Dünya tarihini ele alırken salt kendi değerlerimiz açısından yaklaşmamamız gerekir. Toplumlar kendi ülkelerinin tarihini incelemeye kalktıklarında ya da genel olarak dünya tarihini ele aldıklarında salt kendi değerlerinden hareketle yorumlarlarsa etnosentrizm denen büyük hatanın içine düşmüş olurlar. Tarihçi olabildiğince tarafsız olmalıdır. Kendi ülkelerindeki ideolojilerden kendisini soyutlayarak tarihi incelemelidir. Tarihe bilimsel yaklaşmanın gereği budur. Başka toplumları incelerken de o toplumun içinde bulunulan zihniyetinden, ideolojisinden sıyrılmak gerekir. Çünkü halklar farklı kültürlere sahiptir. Halkların bizden farklı kültürlerinin ne olduğunu anlayamazsak ortaya yine doğru bir tarih koyamayız.

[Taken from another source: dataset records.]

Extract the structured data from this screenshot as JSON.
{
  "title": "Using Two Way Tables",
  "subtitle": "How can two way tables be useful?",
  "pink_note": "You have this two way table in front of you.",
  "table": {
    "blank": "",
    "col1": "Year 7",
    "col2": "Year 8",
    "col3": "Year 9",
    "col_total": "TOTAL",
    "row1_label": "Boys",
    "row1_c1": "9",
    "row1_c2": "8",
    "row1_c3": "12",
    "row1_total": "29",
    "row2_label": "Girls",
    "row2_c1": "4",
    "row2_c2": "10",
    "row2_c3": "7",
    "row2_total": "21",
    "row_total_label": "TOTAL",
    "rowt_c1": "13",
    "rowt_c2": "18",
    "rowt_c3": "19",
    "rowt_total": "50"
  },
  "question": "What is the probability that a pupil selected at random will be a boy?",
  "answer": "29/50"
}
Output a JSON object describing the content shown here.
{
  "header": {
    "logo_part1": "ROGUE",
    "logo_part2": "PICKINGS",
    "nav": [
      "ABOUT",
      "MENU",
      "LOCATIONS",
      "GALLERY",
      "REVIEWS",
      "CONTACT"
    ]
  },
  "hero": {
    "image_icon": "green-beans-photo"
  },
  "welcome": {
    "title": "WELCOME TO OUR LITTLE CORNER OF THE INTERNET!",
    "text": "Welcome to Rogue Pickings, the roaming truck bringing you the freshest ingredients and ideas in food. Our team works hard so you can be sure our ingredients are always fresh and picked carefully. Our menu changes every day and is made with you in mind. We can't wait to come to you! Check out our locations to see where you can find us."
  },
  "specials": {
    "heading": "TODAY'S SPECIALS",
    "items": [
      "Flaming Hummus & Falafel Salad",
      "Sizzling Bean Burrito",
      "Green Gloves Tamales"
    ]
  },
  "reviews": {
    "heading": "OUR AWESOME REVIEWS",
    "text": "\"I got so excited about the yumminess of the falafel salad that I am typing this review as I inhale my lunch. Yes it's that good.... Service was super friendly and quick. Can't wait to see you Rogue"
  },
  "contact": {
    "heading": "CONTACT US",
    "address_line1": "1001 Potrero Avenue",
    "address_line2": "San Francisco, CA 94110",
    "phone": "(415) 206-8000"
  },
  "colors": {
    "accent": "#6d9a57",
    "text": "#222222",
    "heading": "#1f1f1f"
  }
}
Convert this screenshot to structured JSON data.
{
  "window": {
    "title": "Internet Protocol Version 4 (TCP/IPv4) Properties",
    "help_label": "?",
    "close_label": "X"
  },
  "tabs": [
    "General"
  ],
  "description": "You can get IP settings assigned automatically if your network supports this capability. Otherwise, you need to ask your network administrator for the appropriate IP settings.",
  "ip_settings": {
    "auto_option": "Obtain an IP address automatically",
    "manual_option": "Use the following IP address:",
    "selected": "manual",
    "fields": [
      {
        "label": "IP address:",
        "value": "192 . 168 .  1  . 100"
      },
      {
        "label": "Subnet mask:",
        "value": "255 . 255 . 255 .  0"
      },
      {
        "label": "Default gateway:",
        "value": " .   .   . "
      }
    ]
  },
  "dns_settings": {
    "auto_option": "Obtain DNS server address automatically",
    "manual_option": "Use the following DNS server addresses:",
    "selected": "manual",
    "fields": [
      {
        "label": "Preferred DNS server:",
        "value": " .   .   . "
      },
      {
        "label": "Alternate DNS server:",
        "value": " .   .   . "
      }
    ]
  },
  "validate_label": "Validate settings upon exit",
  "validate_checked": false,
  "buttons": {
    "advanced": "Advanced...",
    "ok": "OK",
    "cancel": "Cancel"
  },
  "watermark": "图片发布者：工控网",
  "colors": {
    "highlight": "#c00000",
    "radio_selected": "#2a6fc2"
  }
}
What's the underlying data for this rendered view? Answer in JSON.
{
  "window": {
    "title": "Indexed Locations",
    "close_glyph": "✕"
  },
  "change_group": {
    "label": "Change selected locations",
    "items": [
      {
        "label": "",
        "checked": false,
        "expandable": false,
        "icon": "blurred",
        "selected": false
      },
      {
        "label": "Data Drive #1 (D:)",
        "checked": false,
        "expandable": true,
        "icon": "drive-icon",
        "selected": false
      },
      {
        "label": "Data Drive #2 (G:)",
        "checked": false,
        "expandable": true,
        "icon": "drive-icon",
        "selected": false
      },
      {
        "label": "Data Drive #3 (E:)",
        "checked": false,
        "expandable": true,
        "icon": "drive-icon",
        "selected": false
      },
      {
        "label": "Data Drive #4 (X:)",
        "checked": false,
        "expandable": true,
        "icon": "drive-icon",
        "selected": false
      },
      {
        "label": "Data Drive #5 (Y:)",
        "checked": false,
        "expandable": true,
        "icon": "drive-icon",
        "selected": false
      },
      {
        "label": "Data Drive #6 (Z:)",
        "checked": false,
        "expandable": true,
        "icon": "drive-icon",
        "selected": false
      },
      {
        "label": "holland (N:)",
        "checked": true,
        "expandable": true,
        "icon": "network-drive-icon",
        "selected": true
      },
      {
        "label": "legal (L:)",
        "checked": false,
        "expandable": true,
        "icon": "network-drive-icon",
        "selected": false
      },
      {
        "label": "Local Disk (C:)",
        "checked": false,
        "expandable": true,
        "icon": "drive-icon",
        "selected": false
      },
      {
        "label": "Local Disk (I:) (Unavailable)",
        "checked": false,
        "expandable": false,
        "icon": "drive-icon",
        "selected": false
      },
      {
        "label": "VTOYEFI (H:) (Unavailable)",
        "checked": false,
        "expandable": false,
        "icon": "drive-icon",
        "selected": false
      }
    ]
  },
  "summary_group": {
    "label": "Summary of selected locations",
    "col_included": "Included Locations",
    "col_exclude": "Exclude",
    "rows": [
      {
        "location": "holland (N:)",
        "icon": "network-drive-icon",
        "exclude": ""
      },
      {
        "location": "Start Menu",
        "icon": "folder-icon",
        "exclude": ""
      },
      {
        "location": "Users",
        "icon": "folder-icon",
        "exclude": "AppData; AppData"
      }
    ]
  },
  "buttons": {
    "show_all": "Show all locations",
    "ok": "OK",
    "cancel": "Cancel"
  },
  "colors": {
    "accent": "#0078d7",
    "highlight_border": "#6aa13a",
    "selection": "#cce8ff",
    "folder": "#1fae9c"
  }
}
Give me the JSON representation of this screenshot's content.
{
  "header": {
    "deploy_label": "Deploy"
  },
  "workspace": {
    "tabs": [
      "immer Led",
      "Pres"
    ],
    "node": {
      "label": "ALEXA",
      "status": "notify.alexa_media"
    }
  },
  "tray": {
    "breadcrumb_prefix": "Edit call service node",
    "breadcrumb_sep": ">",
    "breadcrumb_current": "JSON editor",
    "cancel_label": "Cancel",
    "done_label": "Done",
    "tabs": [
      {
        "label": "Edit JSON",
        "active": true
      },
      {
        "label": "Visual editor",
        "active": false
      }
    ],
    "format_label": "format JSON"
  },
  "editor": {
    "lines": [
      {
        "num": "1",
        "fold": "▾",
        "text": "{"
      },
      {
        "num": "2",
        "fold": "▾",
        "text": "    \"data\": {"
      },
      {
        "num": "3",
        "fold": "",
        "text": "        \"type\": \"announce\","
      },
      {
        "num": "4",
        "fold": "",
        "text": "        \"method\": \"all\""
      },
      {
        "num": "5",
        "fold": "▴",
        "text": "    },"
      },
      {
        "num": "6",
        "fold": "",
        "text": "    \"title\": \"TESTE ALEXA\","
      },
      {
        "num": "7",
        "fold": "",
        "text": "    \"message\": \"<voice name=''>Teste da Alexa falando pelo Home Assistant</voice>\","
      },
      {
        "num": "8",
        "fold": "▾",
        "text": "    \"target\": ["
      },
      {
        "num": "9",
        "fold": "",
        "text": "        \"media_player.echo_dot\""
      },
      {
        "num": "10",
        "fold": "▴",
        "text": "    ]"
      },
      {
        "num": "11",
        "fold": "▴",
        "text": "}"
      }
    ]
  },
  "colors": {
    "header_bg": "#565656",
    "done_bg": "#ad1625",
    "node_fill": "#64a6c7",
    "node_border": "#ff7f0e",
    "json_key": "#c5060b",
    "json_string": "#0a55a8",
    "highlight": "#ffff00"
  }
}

Tarih olan sonuçların nedenler dizisini oluşturmaktır dedik. Tarihi yapan insan bu nedenler dizisini doğru ortaya koymazsa yahut koyamazsa kulaktan kulağa, araştırılmamış, incelenmemiş olaylar günümüzde tartışma konusu yaratır. Hatta tartışma konusundan ziyade bir sahiplenme yarışı başlatır. Mevlana’nın, Ömer Hayyam’ın Türk olabileceği iddiası gibi. Bu yüzdendir ki bir tarihçi yazacağı haber üzerinde düşünmeli, araştırmalı, incelemeli; gerekirse tarihçi olarak ad yapmış olanlara, geleneğe başkaldırmalıdır. Hiçbir zaman uydu olmamalı, kuruntulara kapılmamalıdır.

Tabi tarihteki tutarsızlıkların faturasını da tamamen tarihçilere kesmek doğru olmaz. Bizlerde bir tarihi olayı araştırırken olabildiğince kaynaktan yararlanarak objektif görüşler ortaya koymalıyız. Nitekim hepimiz birer tarihçiyiz.

                                      ‘Tarih yazmak, tarih yapmak

 kadar

önemlidir. Yazan yapana doğrulukla

  bağlı kalmazsa, değişmeyen gerçek

insanlığı şaşırtıcı bir nitelik kazanır.’

MUSTAFA KEMAL ATATÜRK 

‘Tarihten öğrendiğimiz tek şey, insanların ondan hiçbir şey öğrenmediğidir.’